II. INTERVIEW
DONNÉE AU Diario DE BELO HORIZONTE
(Juin 1944)
J’ai suivi avec beaucoup d’intérêt les récentes campagnes du Diario. Je voudrais être sûr que dans cette province de Minas – et même dans le pays tout entier – on se rend compte de l’exceptionnelle importance d’un journal dont tous les collaborateurs ne sont pas des jeunes gens, mais dont pourtant chaque ligne est un témoignage admirable de la vitalité, de « l’allant », du « mordant » de la jeunesse brésilienne, et aussi, avec elle, de la jeunesse du monde.
— Vous croyez à un prochain grand mouvement de la jeunesse du monde ?

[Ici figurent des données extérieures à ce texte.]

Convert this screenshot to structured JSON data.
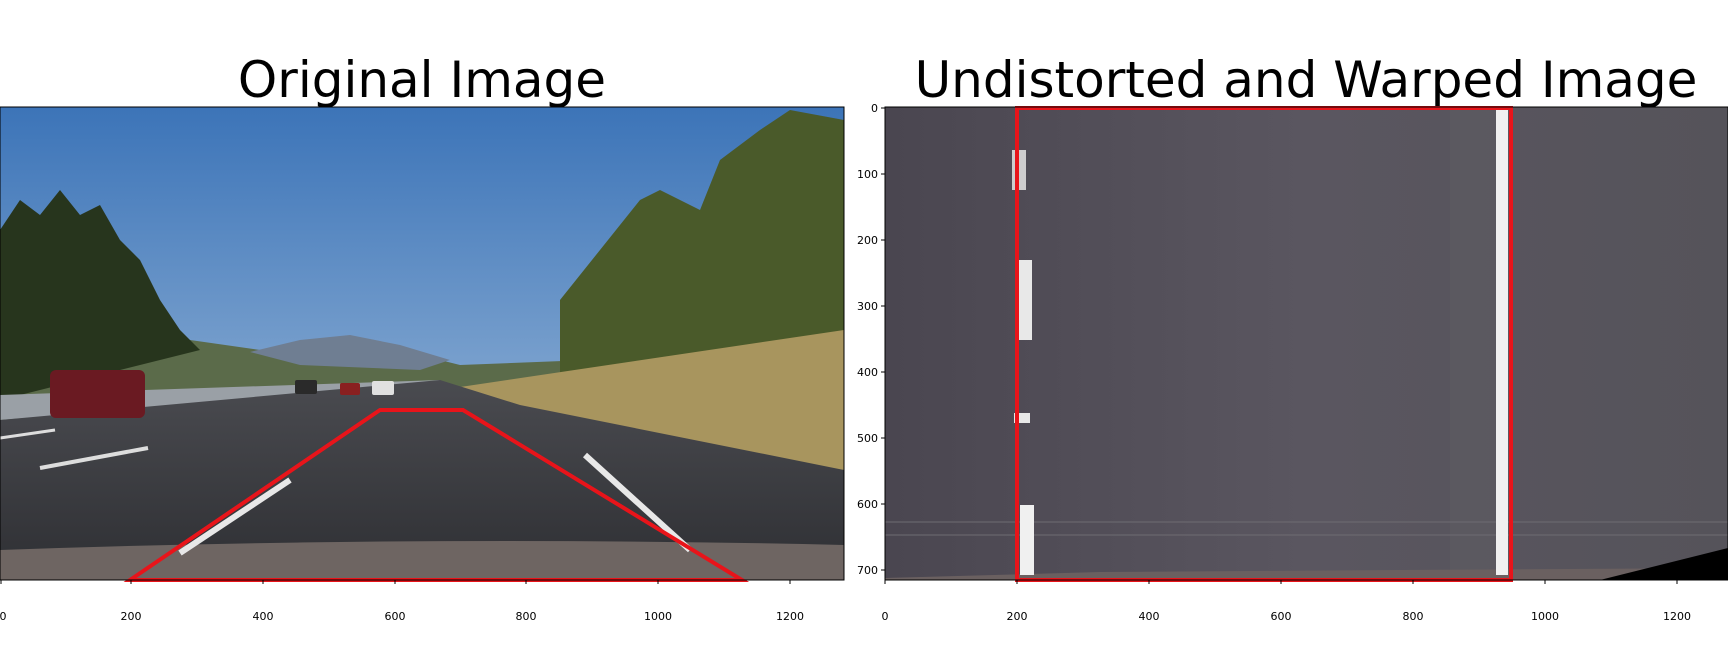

J’y crois. Je crois que cette restauration de l’esprit de jeunesse se fera sur tous les plans de la pensée, de l’action – de la Morale et de l’Art. Je souhaite de toutes mes forces un renouvellement, par l’esprit de jeunesse, non seulement des vérités, mais, j’ose le dire, des erreurs mêmes. Tout vaut mieux que de vivre dans un monde où les erreurs et les vérités se trouvent également si défigurées par la corruption qu’il est difficile de les distinguer entre elles, ce qui entretient chez les lâches et les imbéciles l’effroyable illusion d’un accord possible non pas entre les adversaires de bonne foi, mais entre des doctrines exsangues, grâce à de honteux subterfuges qui déshonorent les antagonistes sous prétexte de les réconcilier.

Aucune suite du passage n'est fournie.